Parents are feeling uneasy due to the reoccurring problem. Studies report Texas has the highest number of these incidents in the country. 

"The incidences went up 41 percent," Burton said. 

"It seems like they put their brains on hold. It just doesn't make sense," said Jerry Selman, an East Texas parent.  

"Teachers are supposed to be professional and shouldn't even interact with them in that manner," Farr said. 

Burton said often times, the attraction between students and teachers creates an addiction. 

"They have a need to be wanted or feel attractive, and that starts meeting their needs," Burton said. 

In most recent East Texas cases, there has been a shift to women being involved the sexual misconduct. Burton said despite double-standards, young males are just as affected and are just as much victims of abuse as well.  
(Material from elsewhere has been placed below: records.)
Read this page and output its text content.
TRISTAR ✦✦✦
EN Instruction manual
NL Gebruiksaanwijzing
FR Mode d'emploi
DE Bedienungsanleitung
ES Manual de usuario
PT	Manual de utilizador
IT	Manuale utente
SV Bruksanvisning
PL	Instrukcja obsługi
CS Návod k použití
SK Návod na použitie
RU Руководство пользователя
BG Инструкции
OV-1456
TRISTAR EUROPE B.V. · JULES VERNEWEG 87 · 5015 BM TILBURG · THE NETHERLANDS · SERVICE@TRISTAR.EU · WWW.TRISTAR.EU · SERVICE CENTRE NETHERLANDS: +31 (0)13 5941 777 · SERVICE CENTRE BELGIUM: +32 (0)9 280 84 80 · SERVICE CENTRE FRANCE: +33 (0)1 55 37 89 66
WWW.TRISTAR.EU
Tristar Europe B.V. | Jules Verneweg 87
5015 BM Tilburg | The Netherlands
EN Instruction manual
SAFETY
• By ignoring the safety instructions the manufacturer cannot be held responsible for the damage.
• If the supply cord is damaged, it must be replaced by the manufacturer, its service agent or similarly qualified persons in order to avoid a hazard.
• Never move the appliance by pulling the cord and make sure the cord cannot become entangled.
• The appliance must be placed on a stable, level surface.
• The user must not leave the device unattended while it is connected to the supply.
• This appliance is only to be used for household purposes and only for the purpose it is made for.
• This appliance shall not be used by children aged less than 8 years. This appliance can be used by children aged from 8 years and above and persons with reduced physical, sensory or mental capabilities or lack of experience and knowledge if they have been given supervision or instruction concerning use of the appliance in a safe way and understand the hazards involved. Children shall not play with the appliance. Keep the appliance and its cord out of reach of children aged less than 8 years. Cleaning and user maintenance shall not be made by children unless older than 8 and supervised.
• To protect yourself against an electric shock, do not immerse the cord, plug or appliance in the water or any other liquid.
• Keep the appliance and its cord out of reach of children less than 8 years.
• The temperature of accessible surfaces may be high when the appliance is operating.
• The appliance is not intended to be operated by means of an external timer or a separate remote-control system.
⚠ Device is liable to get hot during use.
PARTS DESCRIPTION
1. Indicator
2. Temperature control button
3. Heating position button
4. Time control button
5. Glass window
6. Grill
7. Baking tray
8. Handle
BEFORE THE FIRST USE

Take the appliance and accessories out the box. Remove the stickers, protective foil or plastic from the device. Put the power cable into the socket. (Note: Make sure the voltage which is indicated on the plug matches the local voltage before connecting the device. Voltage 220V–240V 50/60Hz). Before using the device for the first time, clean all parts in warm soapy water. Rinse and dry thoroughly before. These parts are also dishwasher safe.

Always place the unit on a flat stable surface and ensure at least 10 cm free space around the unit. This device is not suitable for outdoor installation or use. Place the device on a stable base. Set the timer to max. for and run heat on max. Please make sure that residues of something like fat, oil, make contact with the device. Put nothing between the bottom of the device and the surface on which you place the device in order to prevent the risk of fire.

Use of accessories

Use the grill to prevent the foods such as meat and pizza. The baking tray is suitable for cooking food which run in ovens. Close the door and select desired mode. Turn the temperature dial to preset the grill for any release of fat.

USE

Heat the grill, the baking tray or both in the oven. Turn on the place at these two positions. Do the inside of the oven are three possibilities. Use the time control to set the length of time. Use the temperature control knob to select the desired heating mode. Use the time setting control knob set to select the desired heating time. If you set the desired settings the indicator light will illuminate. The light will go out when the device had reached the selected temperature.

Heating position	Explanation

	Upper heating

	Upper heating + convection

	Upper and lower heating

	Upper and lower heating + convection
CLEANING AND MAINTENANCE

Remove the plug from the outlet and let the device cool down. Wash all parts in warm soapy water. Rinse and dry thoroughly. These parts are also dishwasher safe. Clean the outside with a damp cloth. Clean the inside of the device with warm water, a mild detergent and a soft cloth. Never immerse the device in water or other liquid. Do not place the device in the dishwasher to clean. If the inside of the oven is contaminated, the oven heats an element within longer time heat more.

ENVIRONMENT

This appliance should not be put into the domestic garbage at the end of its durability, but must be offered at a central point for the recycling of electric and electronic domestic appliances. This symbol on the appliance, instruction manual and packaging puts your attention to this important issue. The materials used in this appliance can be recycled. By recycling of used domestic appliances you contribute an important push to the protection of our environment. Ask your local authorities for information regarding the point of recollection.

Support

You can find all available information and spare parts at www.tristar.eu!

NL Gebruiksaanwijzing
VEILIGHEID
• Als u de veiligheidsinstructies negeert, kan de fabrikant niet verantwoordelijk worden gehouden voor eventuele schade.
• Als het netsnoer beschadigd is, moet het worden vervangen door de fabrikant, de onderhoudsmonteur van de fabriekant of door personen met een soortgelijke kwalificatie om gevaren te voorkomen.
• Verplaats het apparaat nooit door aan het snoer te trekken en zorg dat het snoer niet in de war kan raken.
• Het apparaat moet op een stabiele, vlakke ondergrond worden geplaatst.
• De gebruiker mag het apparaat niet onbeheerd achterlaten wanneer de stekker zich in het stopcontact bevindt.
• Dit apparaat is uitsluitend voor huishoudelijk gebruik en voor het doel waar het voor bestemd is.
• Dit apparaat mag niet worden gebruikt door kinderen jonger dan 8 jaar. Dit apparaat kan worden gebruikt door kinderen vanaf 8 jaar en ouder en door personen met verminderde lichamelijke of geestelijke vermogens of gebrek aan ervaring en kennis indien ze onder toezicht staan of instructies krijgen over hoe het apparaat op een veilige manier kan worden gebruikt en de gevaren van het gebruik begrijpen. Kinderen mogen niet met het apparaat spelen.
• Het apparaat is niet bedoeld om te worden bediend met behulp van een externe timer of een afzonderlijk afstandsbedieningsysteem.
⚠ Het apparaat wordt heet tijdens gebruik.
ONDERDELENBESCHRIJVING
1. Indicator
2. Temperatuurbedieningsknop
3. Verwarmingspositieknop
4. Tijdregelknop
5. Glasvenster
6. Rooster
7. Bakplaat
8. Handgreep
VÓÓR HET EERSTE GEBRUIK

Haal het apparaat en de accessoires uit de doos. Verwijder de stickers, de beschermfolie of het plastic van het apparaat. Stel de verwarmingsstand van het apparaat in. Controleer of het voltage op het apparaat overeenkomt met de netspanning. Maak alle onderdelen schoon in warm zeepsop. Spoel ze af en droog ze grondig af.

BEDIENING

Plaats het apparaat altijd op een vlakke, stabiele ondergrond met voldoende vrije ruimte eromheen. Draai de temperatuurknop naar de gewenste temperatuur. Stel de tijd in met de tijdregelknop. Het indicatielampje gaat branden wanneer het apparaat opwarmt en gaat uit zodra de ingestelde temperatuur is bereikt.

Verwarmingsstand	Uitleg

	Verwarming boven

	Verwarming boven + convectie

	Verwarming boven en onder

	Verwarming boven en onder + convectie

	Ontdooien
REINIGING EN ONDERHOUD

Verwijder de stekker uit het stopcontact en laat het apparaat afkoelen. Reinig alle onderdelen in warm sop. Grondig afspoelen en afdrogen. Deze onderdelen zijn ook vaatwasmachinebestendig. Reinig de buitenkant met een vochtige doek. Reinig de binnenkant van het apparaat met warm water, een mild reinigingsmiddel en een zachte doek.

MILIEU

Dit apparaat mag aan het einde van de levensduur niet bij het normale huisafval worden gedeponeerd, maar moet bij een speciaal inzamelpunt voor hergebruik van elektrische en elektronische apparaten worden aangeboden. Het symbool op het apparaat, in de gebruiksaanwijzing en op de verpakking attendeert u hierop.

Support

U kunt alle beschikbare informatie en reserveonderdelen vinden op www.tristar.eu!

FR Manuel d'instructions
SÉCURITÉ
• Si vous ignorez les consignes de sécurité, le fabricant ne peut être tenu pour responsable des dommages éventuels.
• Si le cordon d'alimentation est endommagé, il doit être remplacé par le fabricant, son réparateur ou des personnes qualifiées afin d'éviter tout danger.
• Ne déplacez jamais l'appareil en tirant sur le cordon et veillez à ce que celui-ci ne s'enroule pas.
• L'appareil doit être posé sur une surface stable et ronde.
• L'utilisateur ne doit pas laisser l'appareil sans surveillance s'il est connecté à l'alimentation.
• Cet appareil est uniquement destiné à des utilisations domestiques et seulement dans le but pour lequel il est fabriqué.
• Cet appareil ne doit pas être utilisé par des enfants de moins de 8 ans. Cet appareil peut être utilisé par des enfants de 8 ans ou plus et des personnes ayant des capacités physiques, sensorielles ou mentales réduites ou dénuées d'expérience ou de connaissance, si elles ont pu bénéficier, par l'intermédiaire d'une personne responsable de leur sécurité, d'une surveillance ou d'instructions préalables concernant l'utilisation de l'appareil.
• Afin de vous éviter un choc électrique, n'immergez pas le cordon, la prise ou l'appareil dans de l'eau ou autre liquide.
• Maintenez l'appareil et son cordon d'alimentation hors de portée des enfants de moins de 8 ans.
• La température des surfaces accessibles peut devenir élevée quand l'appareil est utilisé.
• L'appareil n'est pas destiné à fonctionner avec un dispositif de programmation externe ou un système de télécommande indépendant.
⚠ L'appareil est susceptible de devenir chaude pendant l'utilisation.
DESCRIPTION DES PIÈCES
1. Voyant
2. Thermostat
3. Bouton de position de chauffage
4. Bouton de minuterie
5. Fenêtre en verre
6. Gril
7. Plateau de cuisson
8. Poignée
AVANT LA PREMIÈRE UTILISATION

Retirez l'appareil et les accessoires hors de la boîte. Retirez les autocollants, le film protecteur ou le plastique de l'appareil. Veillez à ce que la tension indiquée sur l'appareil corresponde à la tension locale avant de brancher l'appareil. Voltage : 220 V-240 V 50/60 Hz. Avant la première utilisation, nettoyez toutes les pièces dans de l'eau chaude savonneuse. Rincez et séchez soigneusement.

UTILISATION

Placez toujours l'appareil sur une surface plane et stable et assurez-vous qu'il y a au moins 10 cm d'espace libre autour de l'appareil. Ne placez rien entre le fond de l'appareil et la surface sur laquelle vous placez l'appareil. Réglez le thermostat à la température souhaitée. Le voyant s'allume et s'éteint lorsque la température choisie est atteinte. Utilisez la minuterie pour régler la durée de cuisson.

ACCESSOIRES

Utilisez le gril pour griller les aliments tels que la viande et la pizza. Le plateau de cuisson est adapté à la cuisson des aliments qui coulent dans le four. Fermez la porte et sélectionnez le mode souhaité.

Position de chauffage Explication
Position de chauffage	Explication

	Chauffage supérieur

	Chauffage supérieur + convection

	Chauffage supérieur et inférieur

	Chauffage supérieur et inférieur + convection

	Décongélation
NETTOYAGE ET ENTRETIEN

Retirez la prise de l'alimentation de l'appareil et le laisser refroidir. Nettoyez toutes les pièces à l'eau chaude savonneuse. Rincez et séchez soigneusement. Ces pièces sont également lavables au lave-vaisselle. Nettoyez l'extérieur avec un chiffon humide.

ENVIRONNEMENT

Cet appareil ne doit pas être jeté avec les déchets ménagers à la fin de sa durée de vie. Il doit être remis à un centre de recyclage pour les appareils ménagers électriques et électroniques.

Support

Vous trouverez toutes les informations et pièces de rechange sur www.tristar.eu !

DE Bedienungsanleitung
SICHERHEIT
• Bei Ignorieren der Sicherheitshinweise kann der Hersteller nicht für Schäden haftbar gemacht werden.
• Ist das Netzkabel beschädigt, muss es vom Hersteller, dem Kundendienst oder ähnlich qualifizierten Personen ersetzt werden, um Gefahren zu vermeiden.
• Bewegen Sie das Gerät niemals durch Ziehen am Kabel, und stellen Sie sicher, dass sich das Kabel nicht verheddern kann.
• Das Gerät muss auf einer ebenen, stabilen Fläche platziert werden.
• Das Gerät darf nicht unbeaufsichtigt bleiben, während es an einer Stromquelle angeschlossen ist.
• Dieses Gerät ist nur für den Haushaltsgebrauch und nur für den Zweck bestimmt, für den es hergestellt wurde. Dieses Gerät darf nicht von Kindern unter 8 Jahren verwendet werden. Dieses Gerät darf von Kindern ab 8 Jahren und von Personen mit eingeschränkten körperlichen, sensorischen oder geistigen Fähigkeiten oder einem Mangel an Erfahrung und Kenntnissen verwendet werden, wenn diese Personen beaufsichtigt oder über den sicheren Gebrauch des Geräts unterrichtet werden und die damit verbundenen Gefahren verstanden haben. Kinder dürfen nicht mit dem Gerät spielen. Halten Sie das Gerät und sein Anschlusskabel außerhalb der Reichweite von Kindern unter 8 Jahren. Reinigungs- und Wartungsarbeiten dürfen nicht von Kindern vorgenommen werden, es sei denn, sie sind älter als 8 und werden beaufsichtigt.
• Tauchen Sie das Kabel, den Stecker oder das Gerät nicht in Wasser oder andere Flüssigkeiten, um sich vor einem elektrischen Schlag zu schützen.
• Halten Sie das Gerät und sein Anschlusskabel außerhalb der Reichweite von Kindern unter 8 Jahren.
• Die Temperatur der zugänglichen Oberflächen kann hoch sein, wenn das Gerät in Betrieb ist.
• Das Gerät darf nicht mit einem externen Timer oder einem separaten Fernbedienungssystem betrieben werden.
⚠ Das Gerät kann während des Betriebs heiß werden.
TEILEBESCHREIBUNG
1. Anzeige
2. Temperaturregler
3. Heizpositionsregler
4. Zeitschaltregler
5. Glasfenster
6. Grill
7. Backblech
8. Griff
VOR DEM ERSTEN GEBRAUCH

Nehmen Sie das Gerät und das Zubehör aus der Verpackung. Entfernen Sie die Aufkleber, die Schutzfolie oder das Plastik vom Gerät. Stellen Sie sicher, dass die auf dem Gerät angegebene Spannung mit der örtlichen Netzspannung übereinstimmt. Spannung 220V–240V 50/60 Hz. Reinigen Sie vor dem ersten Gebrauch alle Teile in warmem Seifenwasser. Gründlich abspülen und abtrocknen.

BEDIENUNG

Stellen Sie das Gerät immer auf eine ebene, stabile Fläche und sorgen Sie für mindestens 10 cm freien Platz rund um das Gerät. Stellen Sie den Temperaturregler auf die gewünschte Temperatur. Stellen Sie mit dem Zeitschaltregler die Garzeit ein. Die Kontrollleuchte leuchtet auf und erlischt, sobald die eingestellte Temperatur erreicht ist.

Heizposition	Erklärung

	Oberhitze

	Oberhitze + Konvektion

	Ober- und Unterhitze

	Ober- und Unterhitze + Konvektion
"I see the outcome of this," Burton said. "Sometimes, that young man struggles with addiction, pornography addiction, and looking on sites to find more women to talk to."

Her message to teachers is, "It's really important to get a message out there. One, teachers have to keep boundaries."

She encourages parents to monitor their children's social media and cell phone usage. 

"They need to know, I need to know your passwords. I'm not going to always look, but when I think I need to, I will," Burton said. 

A 2014 study says 35 percent of sexual misconduct cases in the country involved social media use.